The SEC’s Division of Investment Management recommends that fixed income fund advisers take steps to assess portfolio risk in light of “potential market volatility” and review the adequacy of related prospectus disclosures.
In particular, the staff suggests that fund advisers “consider taking” the following steps:
- Assess and stress-test liquidity during normal and stressed environments, taking into account sources of liquidity over 1-day, 5-day, 30-day and possibly longer periods;
- Conduct more general stress-tests and scenario analysis to assess how interest rate hikes, widening spreads and price shocks, increased market volatility and reduced liquidity affect portfolio values;
- Conduct risk management evaluations based on these assessments to determine appropriate risk management strategies and actions under the circumstances at a fund level and at a complex level;
- Communicate with fund boards so that they understand not only the risk exposures and liquidity position of the fund, but also the fund’s ability to navigate changing interest rate conditions and market volatility; and
- Review shareholder communications to ensure that disclosures are adequate in light of any additional risks due to recent events in the fixed income market and the potential impact of tapering quantitative easing and/or rising interest rates, including the potential for periods of volatility and increased redemptions.
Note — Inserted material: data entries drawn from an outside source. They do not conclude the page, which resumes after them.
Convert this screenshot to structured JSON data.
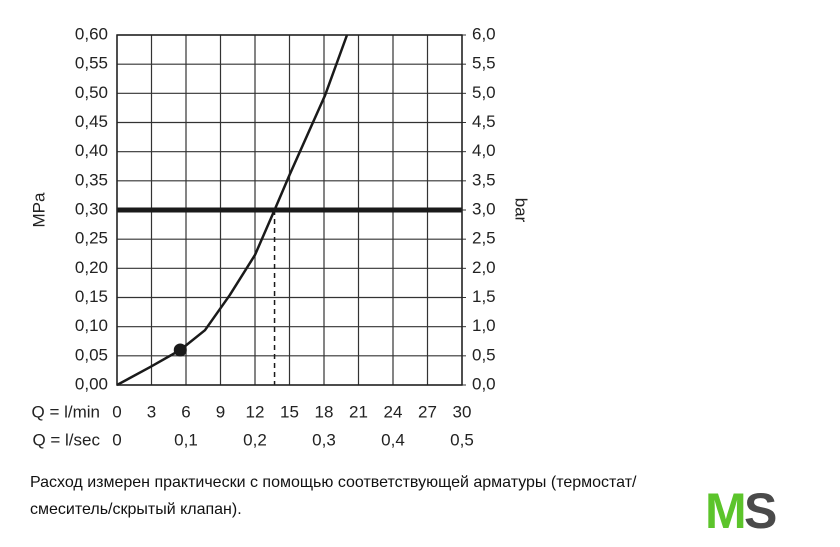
{
  "chart_data": {
    "type": "line",
    "x": [
      0,
      2.9,
      5.5,
      7.65,
      9.8,
      12.0,
      13.7,
      15.0,
      18.1,
      20.0
    ],
    "values": [
      0,
      0.031,
      0.06,
      0.094,
      0.154,
      0.223,
      0.3,
      0.36,
      0.497,
      0.6
    ],
    "color": "#1a1a1a",
    "xlabel": "Q = l/min",
    "x2label": "Q = l/sec",
    "ylabel": "MPa",
    "y2label": "bar",
    "xlim": [
      0,
      30
    ],
    "xticks": [
      0,
      3,
      6,
      9,
      12,
      15,
      18,
      21,
      24,
      27,
      30
    ],
    "x2lim": [
      0,
      0.5
    ],
    "x2ticks": [
      0,
      {
        "value": 0.1,
        "label": "0,1"
      },
      {
        "value": 0.2,
        "label": "0,2"
      },
      {
        "value": 0.3,
        "label": "0,3"
      },
      {
        "value": 0.4,
        "label": "0,4"
      },
      {
        "value": 0.5,
        "label": "0,5"
      }
    ],
    "ylim": [
      0,
      0.6
    ],
    "yticks": [
      {
        "value": 0,
        "label": "0,00"
      },
      {
        "value": 0.05,
        "label": "0,05"
      },
      {
        "value": 0.1,
        "label": "0,10"
      },
      {
        "value": 0.15,
        "label": "0,15"
      },
      {
        "value": 0.2,
        "label": "0,20"
      },
      {
        "value": 0.25,
        "label": "0,25"
      },
      {
        "value": 0.3,
        "label": "0,30"
      },
      {
        "value": 0.35,
        "label": "0,35"
      },
      {
        "value": 0.4,
        "label": "0,40"
      },
      {
        "value": 0.45,
        "label": "0,45"
      },
      {
        "value": 0.5,
        "label": "0,50"
      },
      {
        "value": 0.55,
        "label": "0,55"
      },
      {
        "value": 0.6,
        "label": "0,60"
      }
    ],
    "y2lim": [
      0,
      6
    ],
    "y2ticks": [
      {
        "value": 0,
        "label": "0,0"
      },
      {
        "value": 0.5,
        "label": "0,5"
      },
      {
        "value": 1,
        "label": "1,0"
      },
      {
        "value": 1.5,
        "label": "1,5"
      },
      {
        "value": 2,
        "label": "2,0"
      },
      {
        "value": 2.5,
        "label": "2,5"
      },
      {
        "value": 3,
        "label": "3,0"
      },
      {
        "value": 3.5,
        "label": "3,5"
      },
      {
        "value": 4,
        "label": "4,0"
      },
      {
        "value": 4.5,
        "label": "4,5"
      },
      {
        "value": 5,
        "label": "5,0"
      },
      {
        "value": 5.5,
        "label": "5,5"
      },
      {
        "value": 6,
        "label": "6,0"
      }
    ],
    "grid": true,
    "reference_y": 0.3,
    "reference_x": 13.7,
    "marker": {
      "x": 5.5,
      "y": 0.06
    }
  },
  "caption": [
    "Расход измерен практически с помощью соответствующей арматуры (термостат/",
    "смеситель/скрытый клапан)."
  ],
  "logo": [
    "M",
    "S"
  ]
}
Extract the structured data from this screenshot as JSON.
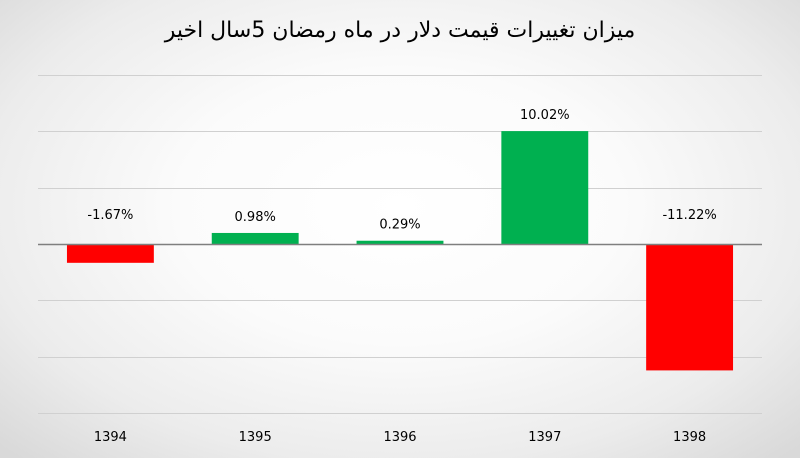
{
  "chart_data": {
    "type": "bar",
    "title": "میزان تغییرات قیمت دلار در ماه رمضان 5سال اخیر",
    "categories": [
      "1394",
      "1395",
      "1396",
      "1397",
      "1398"
    ],
    "values": [
      -1.67,
      0.98,
      0.29,
      10.02,
      -11.22
    ],
    "data_labels": [
      "-1.67%",
      "0.98%",
      "0.29%",
      "10.02%",
      "-11.22%"
    ],
    "ylim": [
      -15,
      15
    ],
    "y_step": 5,
    "grid": true,
    "legend": "none",
    "colors": {
      "positive": "#00b050",
      "negative": "#ff0000",
      "gridline": "#d0d0d0",
      "zero_line": "#7f7f7f"
    }
  }
}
These recommendations come against a backdrop of what the staff characterized as “increased volatility” in the bond market during June 2013, as investors considered indications that the Federal Reserve Board would soon wean the markets away from its “quantitative easing” program, followed by a general rise in interest rates.
In light of these market developments, the staff believes that bond fund advisers should evaluate their risk management procedures and the adequacy of fund disclosures. Fund boards should review their procedures to ensure that they provide appropriate oversight of the bond funds.
The guidance suggests that the staff senses market uncertainty on the horizon and is urging bond fund advisers to be prepared. We would not be surprised if future regulatory examinations look at how bond fund advisers are preparing for the possibility of interest rate volatility.